Furne, Gosselin (Œuvres, tome 6p. 150-158).


CHAPITRE XV.


Elle étant en ce jour au golfe de Biscaye
Ancienne ballade.



Avant la scène qui se passa au Hardi Dragon, et dont nous avons rendu compte dans le chapitre précédent, M. Temple avait reconduit sa fille chez lui, et l’y avait laissée maîtresse de passer la soirée comme bon lui semblerait. Avant de partir pour aller à l’académie, Benjamin avait eu soin d’éteindre les lumières qui brillaient dans les lustres et les candélabres, mais il avait recommandé à Aggy d’entretenir un bon feu dans le salon, et quatre grosses chandelles placées dans de grands chandeliers de cuivre rangés sur le buffet ayant été allumées, on s’y trouvait mieux eclairé et plus chaudement que dans la salle d’où l’on sortait.

Remarquable Pettibone, qui avait fait partie des auditeurs de M. Grant, était revenue avec sa jeune maîtresse, dont elle n’avait pas vu l’arrivée de très-bon œil. Elle se flatta pourtant qu’attendu la grande jeunesse d’Élisabeth, il ne lui serait pas très-difficile de conserver l’exercice, du moins indirect, d’une autorité que personne ne lui avait disputée jusqu’alors. L’idée d’être gouvernée, d’avoir à obéir aux ordres d’une jeune fille, au lieu d’en donner elle-même aux autres domestiques, lui était insupportable.
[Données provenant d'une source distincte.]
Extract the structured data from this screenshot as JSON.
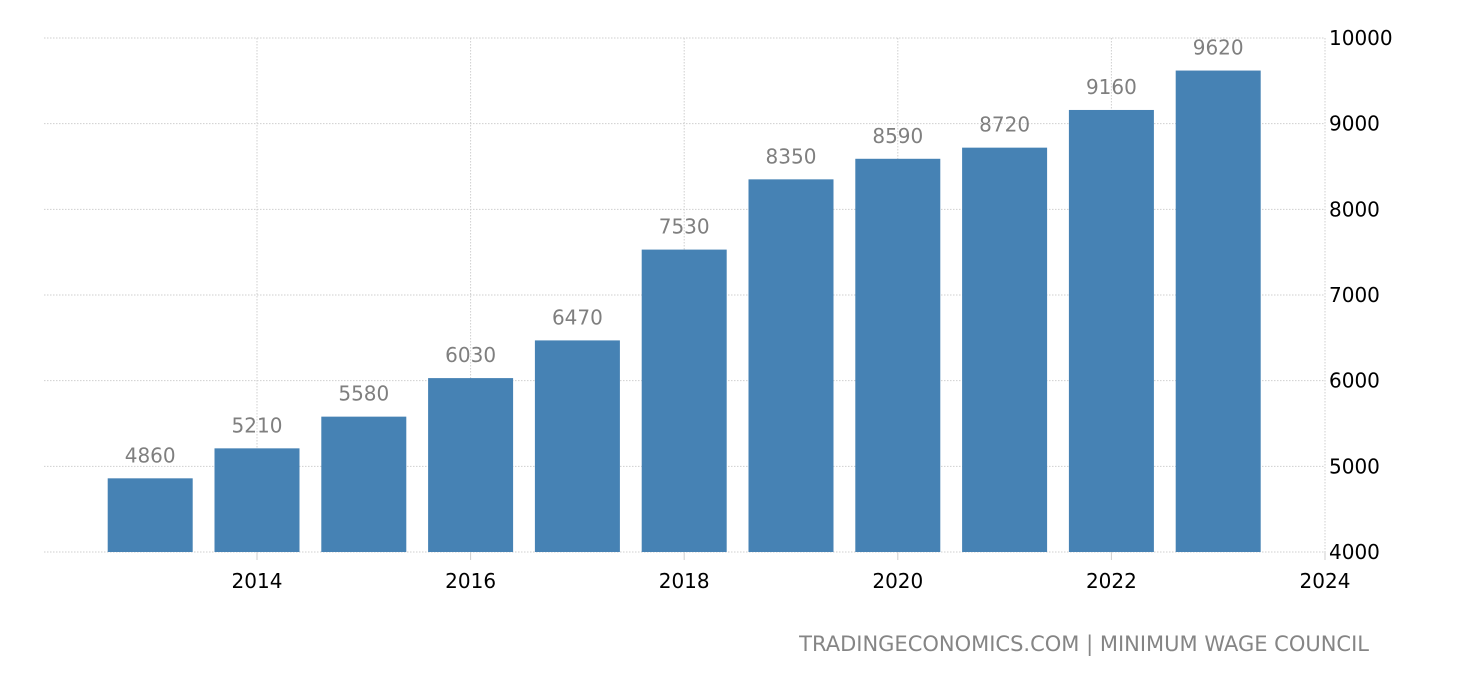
{
  "chart_data": {
    "type": "bar",
    "title": "",
    "xlabel": "",
    "ylabel": "",
    "categories": [
      "2013",
      "2014",
      "2015",
      "2016",
      "2017",
      "2018",
      "2019",
      "2020",
      "2021",
      "2022",
      "2023"
    ],
    "values": [
      4860,
      5210,
      5580,
      6030,
      6470,
      7530,
      8350,
      8590,
      8720,
      9160,
      9620
    ],
    "ylim": [
      4000,
      10000
    ],
    "yticks": [
      "4000",
      "5000",
      "6000",
      "7000",
      "8000",
      "9000",
      "10000"
    ],
    "xticks": [
      "2014",
      "2016",
      "2018",
      "2020",
      "2022",
      "2024"
    ],
    "y_axis_side": "right",
    "grid": true,
    "bar_color": "#4682b4",
    "source": "TRADINGECONOMICS.COM | MINIMUM WAGE COUNCIL"
  }
}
Elle avait déjà résolu cinq à six fois de faire un effort pour décider tout d’un coup ce qu’elle avait à craindre ou à espérer ; mais dès qu’elle rencontrait les yeux noirs et, le regard imposant d’Élisabeth qui se promenait dans le salon en réfléchissant sur les scènes de sa jeunesse, sur le changement survenu dans sa situation, et peut-être aussi sur les événements de la journée, un non-seulement de crainte respectueuse dont la femme de charge ne se serait pas crue susceptible semblait lui coller la langue au palais. Elle se décida enfin à ouvrir la conversation par un sujet propre à réduire tous les hommes au même niveau, et qu’elle croyait pouvoir traiter de manière à déployer ses talents.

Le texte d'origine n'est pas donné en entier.